Originally in 1936 there was only one speed limit: 30 miles per hour.

This was applied only to roads with a system of street lighting (that is to say, generally, at the time, urban areas). If there were no street lights, there was no speed limit. However, on roads where street lighting was present, a legal order could be made to override the 30 mph speed limit - but repeater signs were required in this instance. This is still the case today for any speed limit over 30 mph (40 and 50 mph limits were introduced in the 1950s).

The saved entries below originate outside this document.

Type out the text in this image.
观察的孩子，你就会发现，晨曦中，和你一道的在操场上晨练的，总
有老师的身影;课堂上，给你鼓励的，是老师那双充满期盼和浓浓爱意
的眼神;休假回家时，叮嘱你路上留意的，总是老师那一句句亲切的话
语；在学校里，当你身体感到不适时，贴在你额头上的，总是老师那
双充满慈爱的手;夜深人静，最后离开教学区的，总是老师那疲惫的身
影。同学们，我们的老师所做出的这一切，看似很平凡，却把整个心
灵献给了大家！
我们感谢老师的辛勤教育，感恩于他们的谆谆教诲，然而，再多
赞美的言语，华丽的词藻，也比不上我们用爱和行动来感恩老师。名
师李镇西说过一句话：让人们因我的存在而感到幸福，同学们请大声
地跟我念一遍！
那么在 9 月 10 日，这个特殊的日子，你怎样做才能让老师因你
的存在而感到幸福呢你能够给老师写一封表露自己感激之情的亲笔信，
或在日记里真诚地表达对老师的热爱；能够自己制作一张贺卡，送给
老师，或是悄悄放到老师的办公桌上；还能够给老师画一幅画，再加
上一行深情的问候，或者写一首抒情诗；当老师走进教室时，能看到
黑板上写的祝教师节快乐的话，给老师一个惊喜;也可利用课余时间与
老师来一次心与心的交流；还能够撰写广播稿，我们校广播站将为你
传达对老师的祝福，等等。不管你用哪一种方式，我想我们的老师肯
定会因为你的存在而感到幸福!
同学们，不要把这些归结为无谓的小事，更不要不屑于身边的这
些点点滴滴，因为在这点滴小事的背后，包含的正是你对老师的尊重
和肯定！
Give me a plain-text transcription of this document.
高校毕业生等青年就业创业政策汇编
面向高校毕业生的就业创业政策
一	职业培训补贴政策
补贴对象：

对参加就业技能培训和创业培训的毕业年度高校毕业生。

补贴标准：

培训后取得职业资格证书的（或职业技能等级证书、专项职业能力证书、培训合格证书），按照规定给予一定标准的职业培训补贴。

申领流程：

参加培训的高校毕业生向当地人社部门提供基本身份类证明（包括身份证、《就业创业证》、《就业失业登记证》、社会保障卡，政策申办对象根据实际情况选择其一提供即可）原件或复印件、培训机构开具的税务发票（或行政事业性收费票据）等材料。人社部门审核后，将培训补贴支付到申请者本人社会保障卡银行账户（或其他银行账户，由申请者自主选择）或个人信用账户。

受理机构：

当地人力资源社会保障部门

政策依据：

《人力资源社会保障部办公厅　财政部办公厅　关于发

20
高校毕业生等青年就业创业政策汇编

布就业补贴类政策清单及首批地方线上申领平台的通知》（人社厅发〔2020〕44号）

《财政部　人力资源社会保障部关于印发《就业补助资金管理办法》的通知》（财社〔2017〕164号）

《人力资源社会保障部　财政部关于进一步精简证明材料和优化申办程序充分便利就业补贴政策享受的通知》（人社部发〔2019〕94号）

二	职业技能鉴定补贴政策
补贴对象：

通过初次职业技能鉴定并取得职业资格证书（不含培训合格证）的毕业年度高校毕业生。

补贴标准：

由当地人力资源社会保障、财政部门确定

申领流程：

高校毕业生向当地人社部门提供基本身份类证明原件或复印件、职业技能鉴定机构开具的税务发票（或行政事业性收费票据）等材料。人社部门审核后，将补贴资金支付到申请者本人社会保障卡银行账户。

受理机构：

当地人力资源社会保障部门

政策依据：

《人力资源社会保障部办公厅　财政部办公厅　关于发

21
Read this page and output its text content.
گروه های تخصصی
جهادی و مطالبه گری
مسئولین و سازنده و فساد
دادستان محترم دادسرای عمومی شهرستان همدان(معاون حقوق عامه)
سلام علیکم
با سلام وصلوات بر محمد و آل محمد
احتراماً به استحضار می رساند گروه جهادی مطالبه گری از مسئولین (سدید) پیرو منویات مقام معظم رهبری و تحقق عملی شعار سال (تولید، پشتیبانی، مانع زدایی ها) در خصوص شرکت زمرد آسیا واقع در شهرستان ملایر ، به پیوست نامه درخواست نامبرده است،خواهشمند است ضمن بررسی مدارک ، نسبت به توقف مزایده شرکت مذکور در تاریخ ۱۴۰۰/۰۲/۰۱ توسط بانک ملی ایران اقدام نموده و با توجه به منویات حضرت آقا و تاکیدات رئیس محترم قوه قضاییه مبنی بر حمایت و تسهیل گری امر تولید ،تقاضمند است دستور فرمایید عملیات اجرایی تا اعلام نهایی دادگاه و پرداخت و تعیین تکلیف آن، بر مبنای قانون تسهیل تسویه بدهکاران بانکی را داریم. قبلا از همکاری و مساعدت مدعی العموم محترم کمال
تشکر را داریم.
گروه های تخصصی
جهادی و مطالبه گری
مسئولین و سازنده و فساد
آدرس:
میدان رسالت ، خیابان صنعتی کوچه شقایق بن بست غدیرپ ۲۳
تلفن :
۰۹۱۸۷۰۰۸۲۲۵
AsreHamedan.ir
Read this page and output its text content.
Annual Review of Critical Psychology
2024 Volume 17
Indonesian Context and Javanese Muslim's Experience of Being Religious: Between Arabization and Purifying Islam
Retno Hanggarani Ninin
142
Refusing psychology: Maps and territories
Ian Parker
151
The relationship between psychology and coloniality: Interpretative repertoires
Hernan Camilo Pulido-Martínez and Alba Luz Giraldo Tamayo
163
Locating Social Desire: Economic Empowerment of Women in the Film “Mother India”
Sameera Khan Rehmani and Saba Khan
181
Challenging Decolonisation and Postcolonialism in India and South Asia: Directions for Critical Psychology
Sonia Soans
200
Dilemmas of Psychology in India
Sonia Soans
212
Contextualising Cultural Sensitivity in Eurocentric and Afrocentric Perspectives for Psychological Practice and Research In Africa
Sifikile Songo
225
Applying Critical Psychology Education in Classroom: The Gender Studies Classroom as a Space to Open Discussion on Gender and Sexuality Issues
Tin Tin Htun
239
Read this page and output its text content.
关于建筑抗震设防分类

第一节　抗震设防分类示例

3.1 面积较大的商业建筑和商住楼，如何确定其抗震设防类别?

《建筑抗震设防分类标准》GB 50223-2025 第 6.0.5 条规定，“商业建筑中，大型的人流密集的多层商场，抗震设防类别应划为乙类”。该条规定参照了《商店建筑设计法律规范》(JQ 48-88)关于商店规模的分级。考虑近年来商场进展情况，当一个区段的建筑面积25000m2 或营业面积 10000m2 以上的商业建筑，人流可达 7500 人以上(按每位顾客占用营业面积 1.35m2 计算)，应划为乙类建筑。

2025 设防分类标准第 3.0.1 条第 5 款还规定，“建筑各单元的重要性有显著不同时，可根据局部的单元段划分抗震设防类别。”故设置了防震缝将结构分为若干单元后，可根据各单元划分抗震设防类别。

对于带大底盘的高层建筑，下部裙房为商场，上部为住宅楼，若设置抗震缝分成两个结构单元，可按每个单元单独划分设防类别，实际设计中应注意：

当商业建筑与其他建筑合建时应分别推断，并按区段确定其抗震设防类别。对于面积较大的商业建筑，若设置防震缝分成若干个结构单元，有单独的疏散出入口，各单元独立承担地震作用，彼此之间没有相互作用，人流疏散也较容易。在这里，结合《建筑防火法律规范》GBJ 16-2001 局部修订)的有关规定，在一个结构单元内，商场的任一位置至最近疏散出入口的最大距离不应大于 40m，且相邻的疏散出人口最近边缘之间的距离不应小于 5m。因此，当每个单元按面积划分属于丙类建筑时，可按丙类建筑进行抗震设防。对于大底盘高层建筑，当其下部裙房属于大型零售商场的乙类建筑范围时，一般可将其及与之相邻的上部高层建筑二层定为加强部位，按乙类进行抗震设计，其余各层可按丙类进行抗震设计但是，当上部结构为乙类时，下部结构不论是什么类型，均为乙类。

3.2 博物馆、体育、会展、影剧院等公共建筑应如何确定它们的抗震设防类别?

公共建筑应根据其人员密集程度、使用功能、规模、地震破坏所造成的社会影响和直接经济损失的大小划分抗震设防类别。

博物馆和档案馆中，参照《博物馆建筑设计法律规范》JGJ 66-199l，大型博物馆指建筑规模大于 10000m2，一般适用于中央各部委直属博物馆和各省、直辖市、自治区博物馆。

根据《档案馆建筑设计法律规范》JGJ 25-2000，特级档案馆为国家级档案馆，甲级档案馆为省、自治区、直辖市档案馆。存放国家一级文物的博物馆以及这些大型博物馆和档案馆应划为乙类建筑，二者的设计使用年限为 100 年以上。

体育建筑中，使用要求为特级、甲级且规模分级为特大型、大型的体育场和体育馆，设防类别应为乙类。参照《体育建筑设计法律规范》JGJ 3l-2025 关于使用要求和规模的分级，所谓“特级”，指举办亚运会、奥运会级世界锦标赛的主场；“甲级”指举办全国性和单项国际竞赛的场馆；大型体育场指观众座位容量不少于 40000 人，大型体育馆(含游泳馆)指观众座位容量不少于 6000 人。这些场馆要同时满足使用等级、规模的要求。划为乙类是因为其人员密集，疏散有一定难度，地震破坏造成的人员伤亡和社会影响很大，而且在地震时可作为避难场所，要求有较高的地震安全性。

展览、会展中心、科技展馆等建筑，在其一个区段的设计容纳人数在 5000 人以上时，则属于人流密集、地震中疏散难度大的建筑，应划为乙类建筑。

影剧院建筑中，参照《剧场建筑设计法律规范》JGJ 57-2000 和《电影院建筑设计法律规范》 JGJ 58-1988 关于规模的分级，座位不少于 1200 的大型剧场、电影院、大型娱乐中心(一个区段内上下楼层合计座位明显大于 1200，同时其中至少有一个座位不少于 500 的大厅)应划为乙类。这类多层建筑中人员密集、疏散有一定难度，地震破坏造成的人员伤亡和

The derestriction sign survived the Worboys Report, and also the introduction of the 70 mph speed limit in 1965. The sign has remained the same ever since but repeater sign regulations were amended to provide two prescribed sizes in 1994 - 350 mm and 450 mm. The current guidance is that any national speed limit road requiring repeaters should use the 450 mm size repeater but this is not always adhered to in practice.

Wales

In 2022, Wales passed an order to reduce the resticted speed limit from 30 to 20 miles per hour: See:

Ireland

Before the adoption in that country of metric (km/h) speed limits, the Republic of Ireland had had a national speed limit of 60 mph (earlier, 55 mph). Following metrication, however, the notion of a "default" national speed limit, as applied in the United Kingdom, was abandoned in the Republic in favour of the explicit signing of specific speed limits on all roads. Later— When?, this was partially rolled back, with rural derestriction signs returning - this serves the dual purpose of reminding motorists that the speed limit is not a target (particularly where roads are inappropriate for the nominal 'national' speed limit) while also reducing signage clutter - i.e. it is not necessary to regularly sign a limit that cannot in the real world ever be safely achieved on a rural stretch of road.

Since Northern Ireland, as part of the United Kingdom, retains speed limits expressed in miles per hour the change from metric to imperial speed limits, and vice versa, is one of the clearer indications to travellers between the two parts of Ireland that they have reached the (otherwise largely unmarked) border.